I was in Cuba last year and learned that this is not a major concern anymore. People are concerned with access, and this is where the blockade begins to get intriguing. According to the government, they can't purchase drugs because of it. I wish that the blockade would be lifted, especially around medication. If it is lifted, then the government won't have an excuse to not purchase the drugs that people need. There are several initiatives where people in the U.S. are trying to make drugs available, like the U.S. Cuban Medical Project, where we provided $500,000 worth of medication. One or two pharmaceuticals tried to sell medications to Cuba, and they were fined by the U.S. government, so this sent a clear message to other pharmaceuticals not to do business with Cuba.
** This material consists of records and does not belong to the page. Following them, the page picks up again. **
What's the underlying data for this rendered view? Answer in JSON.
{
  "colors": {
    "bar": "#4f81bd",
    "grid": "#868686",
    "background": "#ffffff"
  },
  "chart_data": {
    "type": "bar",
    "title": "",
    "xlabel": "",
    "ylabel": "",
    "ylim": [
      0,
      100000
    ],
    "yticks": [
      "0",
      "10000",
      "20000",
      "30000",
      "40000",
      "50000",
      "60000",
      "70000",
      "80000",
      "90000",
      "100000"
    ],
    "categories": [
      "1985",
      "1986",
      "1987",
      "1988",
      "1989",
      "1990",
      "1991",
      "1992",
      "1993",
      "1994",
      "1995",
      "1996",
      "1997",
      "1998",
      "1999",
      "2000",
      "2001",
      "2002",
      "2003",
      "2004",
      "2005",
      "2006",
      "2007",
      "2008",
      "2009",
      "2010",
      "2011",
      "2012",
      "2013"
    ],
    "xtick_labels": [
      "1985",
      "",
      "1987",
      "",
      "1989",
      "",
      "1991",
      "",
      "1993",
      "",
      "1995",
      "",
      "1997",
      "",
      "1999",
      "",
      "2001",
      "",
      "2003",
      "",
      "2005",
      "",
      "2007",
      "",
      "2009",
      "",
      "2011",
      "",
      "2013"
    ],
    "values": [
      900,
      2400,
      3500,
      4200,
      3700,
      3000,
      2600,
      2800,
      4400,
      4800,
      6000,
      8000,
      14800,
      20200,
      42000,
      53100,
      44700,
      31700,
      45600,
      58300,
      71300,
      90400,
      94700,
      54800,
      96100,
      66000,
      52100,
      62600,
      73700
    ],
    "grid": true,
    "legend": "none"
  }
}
Again, this situation inhibits access to treatment.
I have one last point that I would like to make, and this concerns grassroots, non-governmental organizational efforts in the Latin American region that merit great recognition for their initiatives in the face of significant lack of government support. These communities have organized and responded much quicker than their governments. We can take pride that there are many successful efforts in many Latin American countries. Most of these countries today have national groups representing people who are living with HIV and AIDS, they have held national meetings, and women's groups have formed. If there is anything good that we can say about AIDS, it is how this disease has helped people to mobilize as communities to respond to the pandemic. Because there are many initiatives about which we do not know, we underestimate the impact the people are having in developing countries where they are mobilized.
I feel fortunate to be able to know about and learn from their initiatives. We need to put more focus on how we, in the so-called developed world, can learn from these initiatives. For instance, in the U.S., we have failed in our prevention efforts in many communities. Yet, there are countries in Latin American that have had almost no funding, and have been more aggressive and more successful implementing and maintaining HIV prevention efforts. We have pockets of immigrants in the U.S. that come from some of these countries. Why aren't we going to these countries to solicit programmatic solutions to bring back to effectively serve the groups that we are failing to impact? We could use their help to employ cultural sensitivity measures, or translation services. These are a few of the applications that we could use here.